Several limitations of this study merit consideration. The results of our study may not be generalized to all racial/ethnic groups or age groups given that our sample was northern Chinese and young to middle-aged. Multivariable analyses were unable to adjust for the parathyroid hormone because this was not measured in our sample.
Notwithstanding the above limitations, the present study had several strengths. We used a work and lifestyle-based sample not selected on the basis of adiposity-related traits, cardiovascular disease risk factors, or vitamin D status. Our participants were young and middle aged, urban Chinese office workers, who were physically inactive with a high education level, traits indicating high risk for obesity and related metabolic disorders. All the participants lived in the same city for more than 5 years and blood samples were collected within two months (November and December), eliminating seasonal and geographic effects on the results. Our study excluded overt diabetes, CVD, hypertension and hyperlipidemia, which need medication to control, so this is a key population for primary prevention of type 2 diabetes and CVD. Intervention to this population would have significant impact on the control of chronic metabolic disease in a cost-effective manner.
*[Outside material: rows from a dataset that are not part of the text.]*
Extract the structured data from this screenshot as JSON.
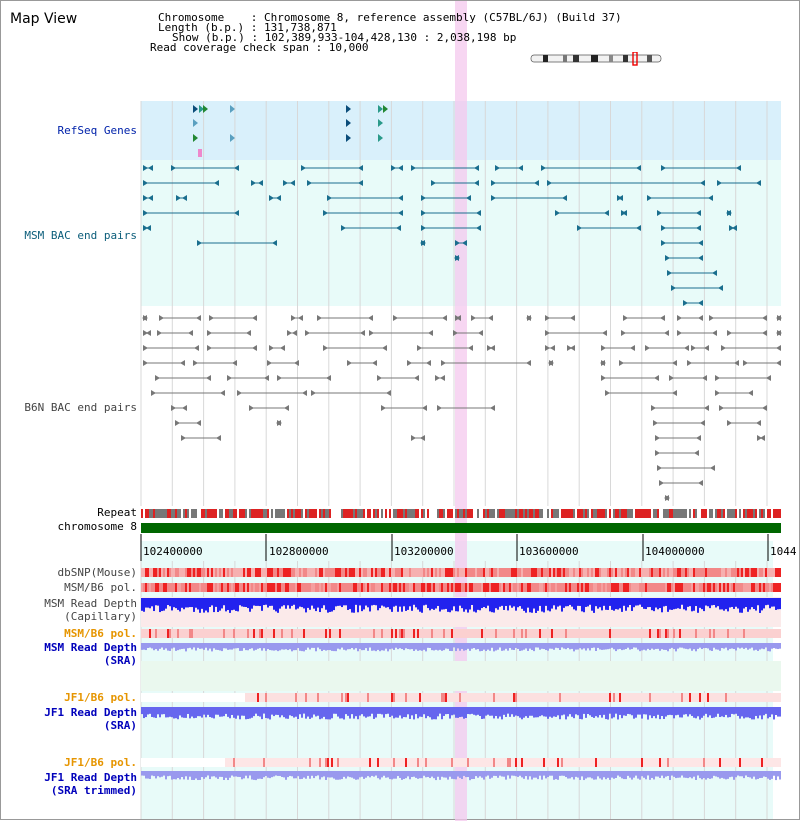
{
  "title": "Map View",
  "info": {
    "chromosome": "Chromosome    : Chromosome 8, reference assembly (C57BL/6J) (Build 37)",
    "length": "Length (b.p.) : 131,738,871",
    "show": "Show (b.p.) : 102,389,933-104,428,130 : 2,038,198 bp",
    "coverage": "Read coverage check span : 10,000"
  },
  "tracks": {
    "refseq": "RefSeq Genes",
    "msm_bac": "MSM BAC end pairs",
    "b6n_bac": "B6N BAC end pairs",
    "repeat": "Repeat",
    "chromosome": "chromosome 8",
    "dbsnp": "dbSNP(Mouse)",
    "msm_b6_pol": "MSM/B6 pol.",
    "msm_depth_cap_1": "MSM Read Depth",
    "msm_depth_cap_2": "(Capillary)",
    "msm_b6_pol_sra": "MSM/B6 pol.",
    "msm_depth_sra_1": "MSM Read Depth",
    "msm_depth_sra_2": "(SRA)",
    "jf1_b6_pol": "JF1/B6 pol.",
    "jf1_depth_1": "JF1 Read Depth",
    "jf1_depth_2": "(SRA)",
    "jf1_b6_pol_trim": "JF1/B6 pol.",
    "jf1_trim_1": "JF1 Read Depth",
    "jf1_trim_2": "(SRA trimmed)"
  },
  "ruler": {
    "ticks": [
      "102400000",
      "102800000",
      "103200000",
      "103600000",
      "104000000",
      "1044"
    ]
  },
  "colors": {
    "refseq_bg": "#d9f0fb",
    "bac_bg": "#e8fbf9",
    "highlight": "#f4c8ee",
    "chromosome": "#006600",
    "depth_capillary": "#2222ee",
    "depth_sra": "#9999ee",
    "depth_jf1": "#6666ee",
    "snp_red": "#ee3333"
  }
}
Although there is mounting evidence linking vitamin D deficiency with obesity and related metabolic abnormalities, vitamin D intervention trials have had mixed results, which are likely due to different study populations, vitamin D replacement dosage, and intervention length. It is also possible that the link between vitamin D and cardiometabolic risk factors may reflect the fact that both vitamin D deficiency and metabolic disorders are prone to cluster in obese populations.